Taking into account the dividend metrics, China Telecom ticks most of the boxes as a strong dividend investment, putting it in my list of top dividend payers. Given that this is purely a dividend analysis, you should always research extensively before deciding whether or not a stock is an appropriate investment for you. I always recommend analysing the company’s fundamentals and underlying business before making an investment decision. There are three fundamental factors you should look at:
- Future Outlook: What are well-informed industry analysts predicting for 728’s future growth? Take a look at our free research report of analyst consensus for 728’s outlook.
- Valuation: What is 728 worth today? Even if the stock is a cash cow, it’s not worth an infinite price. The intrinsic value infographic in our free research report helps visualize whether 728 is currently mispriced by the market.

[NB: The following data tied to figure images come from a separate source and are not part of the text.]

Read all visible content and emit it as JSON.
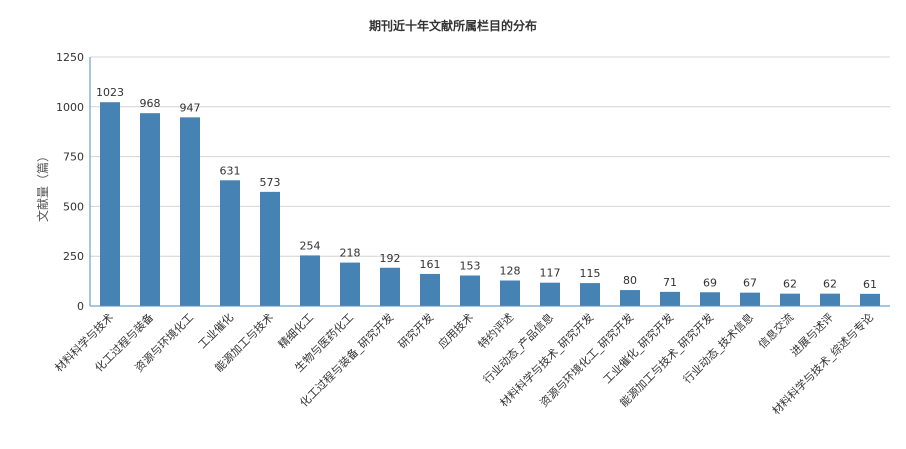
{
  "chart_data": {
    "type": "bar",
    "title": "期刊近十年文献所属栏目的分布",
    "xlabel": "",
    "ylabel": "文献量（篇）",
    "ylim": [
      0,
      1250
    ],
    "yticks": [
      0,
      250,
      500,
      750,
      1000,
      1250
    ],
    "grid": true,
    "legend": "none",
    "bar_color": "#4682b4",
    "categories": [
      "材料科学与技术",
      "化工过程与装备",
      "资源与环境化工",
      "工业催化",
      "能源加工与技术",
      "精细化工",
      "生物与医药化工",
      "化工过程与装备_研究开发",
      "研究开发",
      "应用技术",
      "特约评述",
      "行业动态_产品信息",
      "材料科学与技术_研究开发",
      "资源与环境化工_研究开发",
      "工业催化_研究开发",
      "能源加工与技术_研究开发",
      "行业动态_技术信息",
      "信息交流",
      "进展与述评",
      "材料科学与技术_综述与专论"
    ],
    "values": [
      1023,
      968,
      947,
      631,
      573,
      254,
      218,
      192,
      161,
      153,
      128,
      117,
      115,
      80,
      71,
      69,
      67,
      62,
      62,
      61
    ]
  }
}
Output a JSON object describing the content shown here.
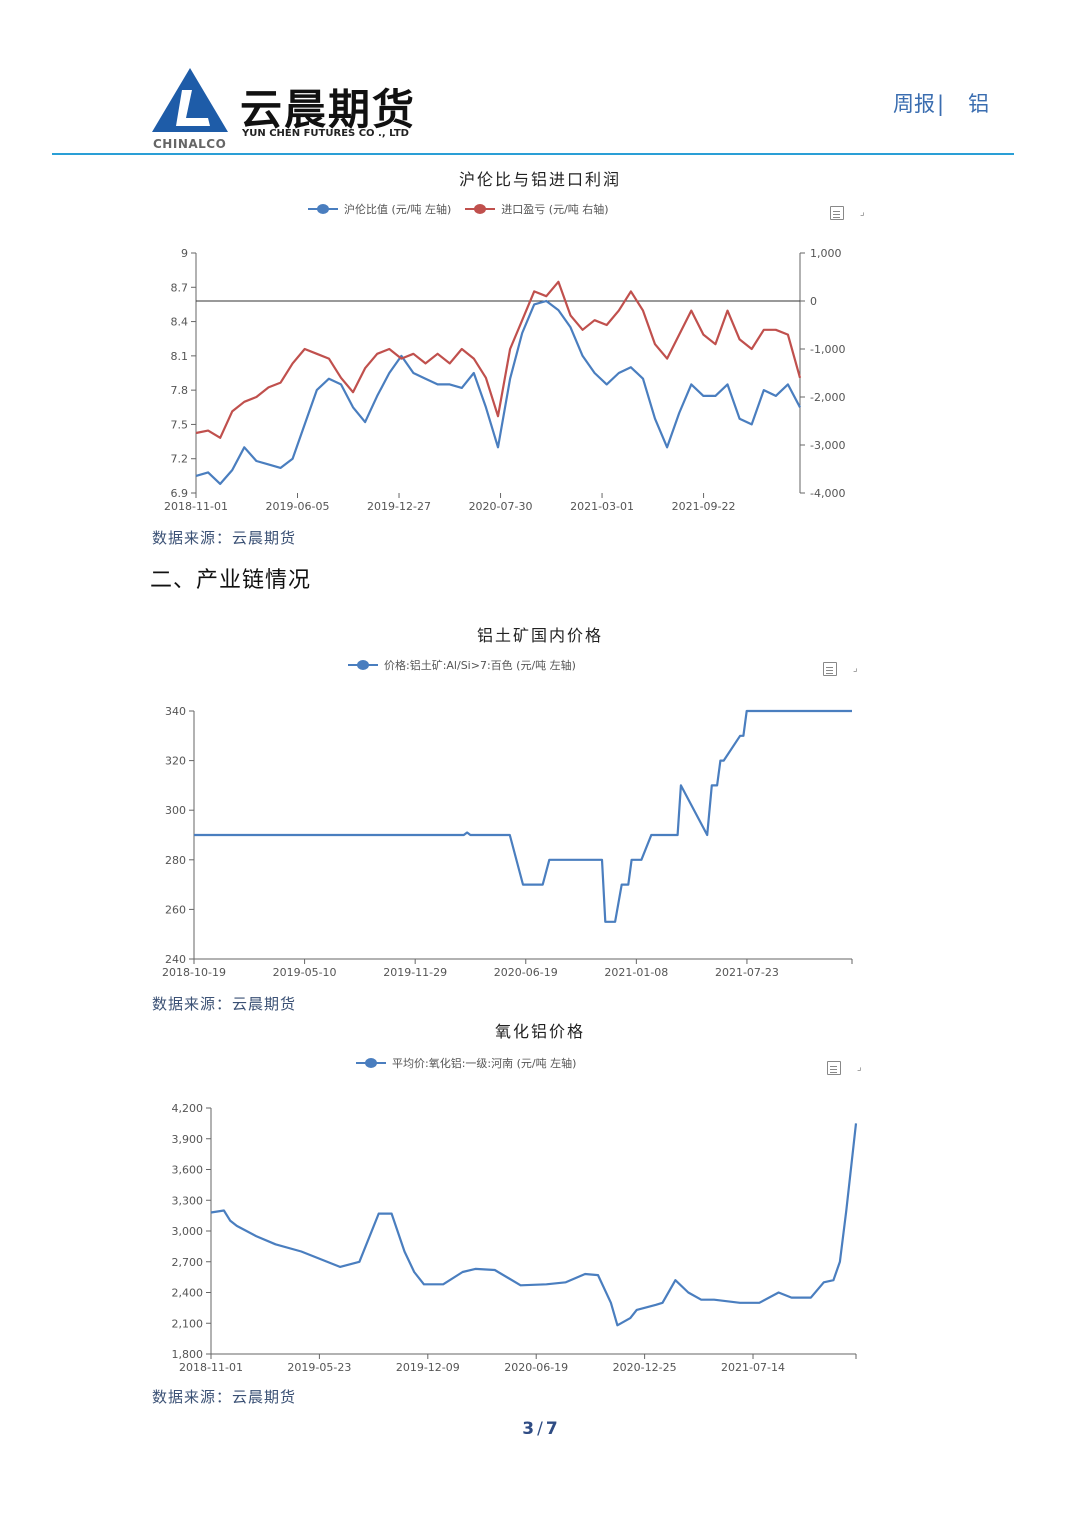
{
  "header": {
    "logo_caption": "CHINALCO",
    "brand_cn": "云晨期货",
    "brand_en": "YUN CHEN FUTURES CO ., LTD",
    "report_type": "周报",
    "report_sep": "|",
    "report_topic": "铝",
    "accent_color": "#2a9fd6"
  },
  "section": {
    "heading": "二、产业链情况"
  },
  "sources": {
    "chart1": "数据来源：云晨期货",
    "chart2": "数据来源：云晨期货",
    "chart3": "数据来源：云晨期货"
  },
  "footer": {
    "page_current": "3",
    "page_sep": "/",
    "page_total": "7"
  },
  "icons": {
    "data_view": "doc-icon",
    "restore": "resize-icon"
  },
  "chart_data": [
    {
      "type": "line",
      "title": "沪伦比与铝进口利润",
      "legend": [
        "沪伦比值 (元/吨 左轴)",
        "进口盈亏 (元/吨 右轴)"
      ],
      "colors": [
        "#4a7ebf",
        "#c0504d"
      ],
      "x_ticks": [
        "2018-11-01",
        "2019-06-05",
        "2019-12-27",
        "2020-07-30",
        "2021-03-01",
        "2021-09-22"
      ],
      "y_left": {
        "ticks": [
          6.9,
          7.2,
          7.5,
          7.8,
          8.1,
          8.4,
          8.7,
          9
        ],
        "range": [
          6.9,
          9
        ]
      },
      "y_right": {
        "ticks": [
          -4000,
          -3000,
          -2000,
          -1000,
          0,
          1000
        ],
        "tick_labels": [
          "-4,000",
          "-3,000",
          "-2,000",
          "-1,000",
          "0",
          "1,000"
        ],
        "range": [
          -4000,
          1000
        ]
      },
      "zero_line_right": 0,
      "series": [
        {
          "name": "沪伦比值",
          "axis": "left",
          "x": [
            0,
            0.02,
            0.04,
            0.06,
            0.08,
            0.1,
            0.12,
            0.14,
            0.16,
            0.18,
            0.2,
            0.22,
            0.24,
            0.26,
            0.28,
            0.3,
            0.32,
            0.34,
            0.36,
            0.38,
            0.4,
            0.42,
            0.44,
            0.46,
            0.48,
            0.5,
            0.52,
            0.54,
            0.56,
            0.58,
            0.6,
            0.62,
            0.64,
            0.66,
            0.68,
            0.7,
            0.72,
            0.74,
            0.76,
            0.78,
            0.8,
            0.82,
            0.84,
            0.86,
            0.88,
            0.9,
            0.92,
            0.94,
            0.96,
            0.98,
            1.0
          ],
          "values": [
            7.05,
            7.08,
            6.98,
            7.1,
            7.3,
            7.18,
            7.15,
            7.12,
            7.2,
            7.5,
            7.8,
            7.9,
            7.85,
            7.65,
            7.52,
            7.75,
            7.95,
            8.1,
            7.95,
            7.9,
            7.85,
            7.85,
            7.82,
            7.95,
            7.65,
            7.3,
            7.9,
            8.3,
            8.55,
            8.58,
            8.5,
            8.35,
            8.1,
            7.95,
            7.85,
            7.95,
            8.0,
            7.9,
            7.55,
            7.3,
            7.6,
            7.85,
            7.75,
            7.75,
            7.85,
            7.55,
            7.5,
            7.8,
            7.75,
            7.85,
            7.65
          ]
        },
        {
          "name": "进口盈亏",
          "axis": "right",
          "x": [
            0,
            0.02,
            0.04,
            0.06,
            0.08,
            0.1,
            0.12,
            0.14,
            0.16,
            0.18,
            0.2,
            0.22,
            0.24,
            0.26,
            0.28,
            0.3,
            0.32,
            0.34,
            0.36,
            0.38,
            0.4,
            0.42,
            0.44,
            0.46,
            0.48,
            0.5,
            0.52,
            0.54,
            0.56,
            0.58,
            0.6,
            0.62,
            0.64,
            0.66,
            0.68,
            0.7,
            0.72,
            0.74,
            0.76,
            0.78,
            0.8,
            0.82,
            0.84,
            0.86,
            0.88,
            0.9,
            0.92,
            0.94,
            0.96,
            0.98,
            1.0
          ],
          "values": [
            -2750,
            -2700,
            -2850,
            -2300,
            -2100,
            -2000,
            -1800,
            -1700,
            -1300,
            -1000,
            -1100,
            -1200,
            -1600,
            -1900,
            -1400,
            -1100,
            -1000,
            -1200,
            -1100,
            -1300,
            -1100,
            -1300,
            -1000,
            -1200,
            -1600,
            -2400,
            -1000,
            -400,
            200,
            100,
            400,
            -300,
            -600,
            -400,
            -500,
            -200,
            200,
            -200,
            -900,
            -1200,
            -700,
            -200,
            -700,
            -900,
            -200,
            -800,
            -1000,
            -600,
            -600,
            -700,
            -1600
          ]
        }
      ]
    },
    {
      "type": "line",
      "title": "铝土矿国内价格",
      "legend": [
        "价格:铝土矿:Al/Si>7:百色 (元/吨 左轴)"
      ],
      "colors": [
        "#4a7ebf"
      ],
      "x_ticks": [
        "2018-10-19",
        "2019-05-10",
        "2019-11-29",
        "2020-06-19",
        "2021-01-08",
        "2021-07-23"
      ],
      "y_left": {
        "ticks": [
          240,
          260,
          280,
          300,
          320,
          340
        ],
        "range": [
          240,
          340
        ]
      },
      "series": [
        {
          "name": "价格:铝土矿:Al/Si>7:百色",
          "x": [
            0,
            0.41,
            0.415,
            0.42,
            0.48,
            0.5,
            0.53,
            0.54,
            0.62,
            0.625,
            0.64,
            0.65,
            0.66,
            0.665,
            0.68,
            0.695,
            0.705,
            0.735,
            0.74,
            0.78,
            0.787,
            0.795,
            0.8,
            0.805,
            0.83,
            0.835,
            0.84,
            0.845,
            0.855,
            0.9,
            0.905,
            1.0
          ],
          "values": [
            290,
            290,
            291,
            290,
            290,
            270,
            270,
            280,
            280,
            255,
            255,
            270,
            270,
            280,
            280,
            290,
            290,
            290,
            310,
            290,
            310,
            310,
            320,
            320,
            330,
            330,
            340,
            340,
            340,
            340,
            340,
            340
          ]
        }
      ]
    },
    {
      "type": "line",
      "title": "氧化铝价格",
      "legend": [
        "平均价:氧化铝:一级:河南 (元/吨 左轴)"
      ],
      "colors": [
        "#4a7ebf"
      ],
      "x_ticks": [
        "2018-11-01",
        "2019-05-23",
        "2019-12-09",
        "2020-06-19",
        "2020-12-25",
        "2021-07-14"
      ],
      "y_left": {
        "ticks": [
          1800,
          2100,
          2400,
          2700,
          3000,
          3300,
          3600,
          3900,
          4200
        ],
        "tick_labels": [
          "1,800",
          "2,100",
          "2,400",
          "2,700",
          "3,000",
          "3,300",
          "3,600",
          "3,900",
          "4,200"
        ],
        "range": [
          1800,
          4200
        ]
      },
      "series": [
        {
          "name": "平均价:氧化铝:一级:河南",
          "x": [
            0,
            0.02,
            0.03,
            0.04,
            0.07,
            0.1,
            0.14,
            0.16,
            0.2,
            0.23,
            0.26,
            0.28,
            0.3,
            0.315,
            0.33,
            0.36,
            0.39,
            0.41,
            0.44,
            0.48,
            0.52,
            0.55,
            0.58,
            0.6,
            0.62,
            0.63,
            0.65,
            0.66,
            0.69,
            0.7,
            0.72,
            0.74,
            0.76,
            0.78,
            0.82,
            0.85,
            0.88,
            0.9,
            0.93,
            0.95,
            0.965,
            0.975,
            0.985,
            1.0
          ],
          "values": [
            3180,
            3200,
            3100,
            3050,
            2950,
            2870,
            2800,
            2750,
            2650,
            2700,
            3170,
            3170,
            2800,
            2600,
            2480,
            2480,
            2600,
            2630,
            2620,
            2470,
            2480,
            2500,
            2580,
            2570,
            2300,
            2080,
            2150,
            2230,
            2280,
            2300,
            2520,
            2400,
            2330,
            2330,
            2300,
            2300,
            2400,
            2350,
            2350,
            2500,
            2520,
            2700,
            3200,
            4050
          ]
        }
      ]
    }
  ]
}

- Other Dividend Rockstars: Are there better dividend payers with stronger fundamentals out there? Check out our free list of these great stocks here.
We aim to bring you long-term focused research analysis driven by fundamental data. Note that our analysis may not factor in the latest price-sensitive company announcements or qualitative material.
If you spot an error that warrants correction, please contact the editor at firstname.lastname@example.org. This article by Simply Wall St is general in nature. It does not constitute a recommendation to buy or sell any stock, and does not take account of your objectives, or your financial situation. Simply Wall St has no position in the stocks mentioned. Thank you for reading.